FilMBot: A High-Speed Soft Parallel Robotic Micromanipulator
Jiangkun Yu, Houari Bettahar, Hakan Kandemir, Quan Zhou
AI summary
Problem
Current soft robotic micromanipulators lack the speed and dynamic precision required for real-world applications, while rigid alternatives struggle with compliance and adaptability.
Approach
The team designed a 3-degree-of-freedom parallel manipulator using laser-cut polypropylene film legs actuated by contactless electromagnetic coils and permanent magnets to enable rapid deformation and precise control.
Key results
- Angular speeds up to 2456°/s and linear velocities up to 1.92 m/s
- Path-following precision of ~6.3 μm
- Operational bandwidth below 30 Hz with 50 Hz responsiveness
- Multimorph workspace expansion via magnetic switching
Why it matters
This design bridges the speed-precision gap in soft robotics, making high-performance dynamic micromanipulation accessible for biomedical and industrial applications using low-cost, readily available components.
Abstract
Soft robotic manipulators are generally slow despite their great adaptability, resilience, and compliance. This limitation also extends to current soft robotic micromanipulators.

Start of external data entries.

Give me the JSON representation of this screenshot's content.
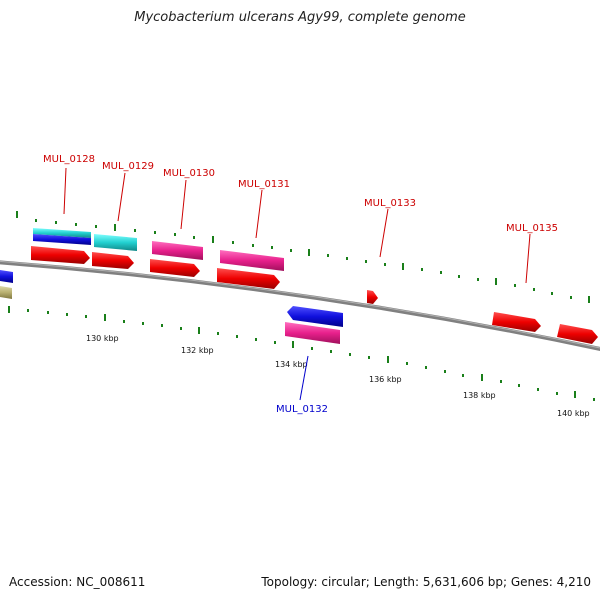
{
  "header": {
    "title": "Mycobacterium ulcerans Agy99, complete genome"
  },
  "footer": {
    "accession": "Accession: NC_008611",
    "summary": "Topology: circular; Length: 5,631,606 bp; Genes: 4,210"
  },
  "colors": {
    "backbone": "#777777",
    "forward_tick": "#1a7f1a",
    "reverse_tick": "#1a7f1a",
    "label_forward": "#cc0000",
    "label_reverse": "#0000cc",
    "red": "#ee0000",
    "pink": "#e8208c",
    "blue": "#1010dd",
    "cyan": "#22d0d0",
    "olive": "#b8b070"
  },
  "ruler": {
    "ticks": [
      {
        "label": "130 kbp"
      },
      {
        "label": "132 kbp"
      },
      {
        "label": "134 kbp"
      },
      {
        "label": "136 kbp"
      },
      {
        "label": "138 kbp"
      },
      {
        "label": "140 kbp"
      }
    ]
  },
  "gene_labels": [
    {
      "id": "MUL_0128",
      "strand": "forward"
    },
    {
      "id": "MUL_0129",
      "strand": "forward"
    },
    {
      "id": "MUL_0130",
      "strand": "forward"
    },
    {
      "id": "MUL_0131",
      "strand": "forward"
    },
    {
      "id": "MUL_0132",
      "strand": "reverse"
    },
    {
      "id": "MUL_0133",
      "strand": "forward"
    },
    {
      "id": "MUL_0135",
      "strand": "forward"
    }
  ]
}
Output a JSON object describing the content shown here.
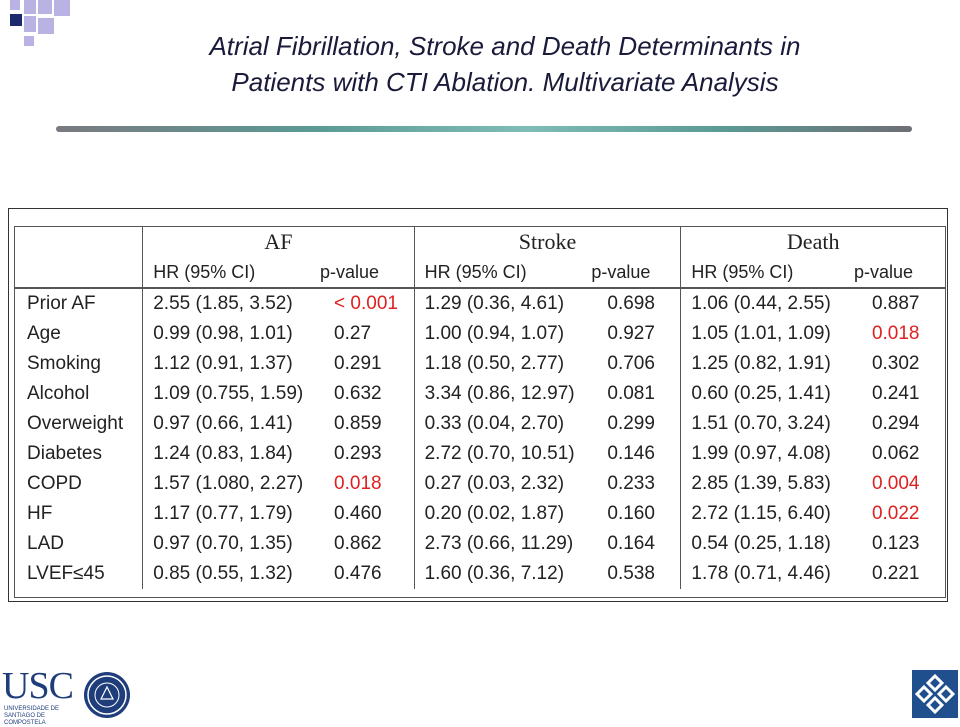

Here, we introduce FilMBot, a 3-DOF film-based, electromagnetically ac- tuated, soft kinematic robotic micromanipulator achieving speeds up to 2117°/s and 2456°/s in α and β angular motions, with corresponding linear velocities of 1.61 m/s and 1.92 m/s using a 4-cm needle end-effector, 0.54 m/s along the Z-axis, and 1.57 m/s during Z-axis morph switching. The robot can reach ∼1.50 m/s in path-following tasks, with an operational bandwidth below ∼30 Hz, and remains responsive at 50 Hz. It demonstrates high precision (∼6.3 μm, or ∼0.05% of its workspace) in path-following tasks, with precision remaining largely stable across frequencies. The novel combination of the low-stiffness soft kinematic film structure and strong electromagnetic actuation in FilMBot opens new avenues for soft robotics. Furthermore, its simple construction and inexpensive, readily accessible components could broaden the application of micromanipulators beyond current academic and professional users.